Dün katliamın yaşandığı gece kulübünün önüne çiçek bırakarak anma gerçekleştirmek isteyen 18 kişinin gözaltına alındığını ve dün akşam saatlerinde laiklik, demokrasi ve kardeşlik için çağrı yapan kişilerin İçişleri Bakanlığı’nın resmi twitter hesabından “terörle mücadele ekiplerine” sevk edildiğini sabah işe evlerine baskın sonucu gözaltına alındığını belirten Yalçın şunları soyledi: Katliamı gerçekleştiren terörist olay yerinden elini kolunu sallayarak uzaklaşırken, dün katliamın yaşandığı gece kulübünün önüne çiçek bırakarak anma gerçekleştirmek isteyen 18 kişi gözaltına alınmıştır. Bu da yetmemiş, iktidar, safını daha fazla belli etmek istercesine mahalle mahalle dolaşarak laiklik için, kardeşlik için çağrı yapanları hedef tahtasına koymuştur. Laiklik, demokrasi ve kardeşlik için çağrı yapan gençler, dün akşam İçişleri Bakanlığı’nın resmi twitter hesabından “terörle mücadele ekiplerine” sevk edilirken, gençlerin yaptıkları çağrının nasıl bir suç unsuru içerdiği ise anlaşılamamıştır. Sonuçta söz konusu gençler bugün polis baskınlarıyla gözaltına alınmıştır.

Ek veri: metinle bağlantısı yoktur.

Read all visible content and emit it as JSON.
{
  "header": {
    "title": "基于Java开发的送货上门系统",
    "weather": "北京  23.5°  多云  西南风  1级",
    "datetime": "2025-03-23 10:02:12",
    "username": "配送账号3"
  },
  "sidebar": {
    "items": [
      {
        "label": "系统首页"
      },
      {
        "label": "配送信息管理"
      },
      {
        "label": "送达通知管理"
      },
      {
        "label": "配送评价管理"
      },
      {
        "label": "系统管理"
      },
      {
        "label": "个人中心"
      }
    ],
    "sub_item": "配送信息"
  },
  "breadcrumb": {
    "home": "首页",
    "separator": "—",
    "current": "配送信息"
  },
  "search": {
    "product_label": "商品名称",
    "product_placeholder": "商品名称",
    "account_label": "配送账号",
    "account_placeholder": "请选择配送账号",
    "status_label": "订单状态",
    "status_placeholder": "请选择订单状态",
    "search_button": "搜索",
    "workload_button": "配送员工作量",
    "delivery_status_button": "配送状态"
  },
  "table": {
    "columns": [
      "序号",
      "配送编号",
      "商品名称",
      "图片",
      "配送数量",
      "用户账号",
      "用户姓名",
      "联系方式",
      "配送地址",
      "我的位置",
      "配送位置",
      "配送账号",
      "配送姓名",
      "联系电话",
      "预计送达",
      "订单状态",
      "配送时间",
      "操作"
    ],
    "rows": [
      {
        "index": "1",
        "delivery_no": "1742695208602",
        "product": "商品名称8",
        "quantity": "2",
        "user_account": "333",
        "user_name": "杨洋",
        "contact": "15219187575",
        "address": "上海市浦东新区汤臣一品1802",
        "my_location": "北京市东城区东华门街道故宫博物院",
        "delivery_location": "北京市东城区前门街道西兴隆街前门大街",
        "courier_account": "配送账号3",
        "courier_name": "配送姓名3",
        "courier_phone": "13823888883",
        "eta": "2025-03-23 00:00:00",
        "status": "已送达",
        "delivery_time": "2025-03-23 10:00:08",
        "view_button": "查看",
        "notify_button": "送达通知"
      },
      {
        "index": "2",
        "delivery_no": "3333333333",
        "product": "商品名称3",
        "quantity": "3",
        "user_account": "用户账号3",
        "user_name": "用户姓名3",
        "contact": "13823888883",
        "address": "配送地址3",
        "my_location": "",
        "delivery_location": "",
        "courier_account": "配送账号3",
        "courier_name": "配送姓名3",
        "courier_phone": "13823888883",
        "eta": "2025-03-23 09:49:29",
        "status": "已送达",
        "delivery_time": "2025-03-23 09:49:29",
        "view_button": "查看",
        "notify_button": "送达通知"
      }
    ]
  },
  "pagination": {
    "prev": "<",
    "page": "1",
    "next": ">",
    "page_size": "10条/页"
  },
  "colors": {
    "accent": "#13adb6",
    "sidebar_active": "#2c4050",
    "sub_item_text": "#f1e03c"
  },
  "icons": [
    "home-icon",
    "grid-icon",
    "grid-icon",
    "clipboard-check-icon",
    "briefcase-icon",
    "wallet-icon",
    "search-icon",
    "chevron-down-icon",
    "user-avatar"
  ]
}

Gözaltına alınan kişilerin gericiliğe karşı mücadele, laiklik ve kardeşlik çağrısı “terör” suçuysa İzmir Emek ve Demokrasi Güçleri olarak suça ortak olduklarını belirten Yalçın basın açıklamasını şu cümlelerle sonlandırdı: Eğer gençlerin yaptıkları gericiliğe karşı mücadele, laiklik ve kardeşlik çağrısı “terör” suçu ise biz de İzmir Emek ve Demokrasi Güçleri olarak sözlerimizi, tüm ilerici güçlerin ortaklaşması gereken o çağrıyı tekrarlayarak bitiriyor ve suça ortak olduğumuzu belirtiyoruz:
“Biz diyoruz ki, artık yeter! Artık buraya kadar! Bundan sonra mahallelerimizde ne IŞİD’ciye ne de herhangi bir gerici-cihatçı çeteciye geçit vermeyeceğiz. Gericiliğin karşısında yükseltilmesi gereken bir bayrak vardır, bu bayrağın adı da laiklik bayrağıdır. Bugün laiklik demek özgürlük demektir, kardeşlik demektir, insanca bir yaşam mücadelesi demektir. Bizler herkesi bu mücadelenin birer neferi olmaya çağırıyoruz. Gericilerden, faşistlerden, başkanlık sevdalılarından hesap sormaya çağırıyoruz.”
Basın açıklaması sırasında " Hükümet İstifa, AKP defol bu memleket bizim, Katil IŞİD işbirlikçi AKP, Suruç için adalet Reina için adalet, susma sustukça sıra sana gelecek, AKP'den hesabı gençlik soracak, Laikliği savunmak suç değildir, cihatçı değil laik Türkiye, Faşizme ölüm tek yol devrim, Katillerden hesabı gençlik soracak, Katil devlet hesap verecek " sloganları atıldı.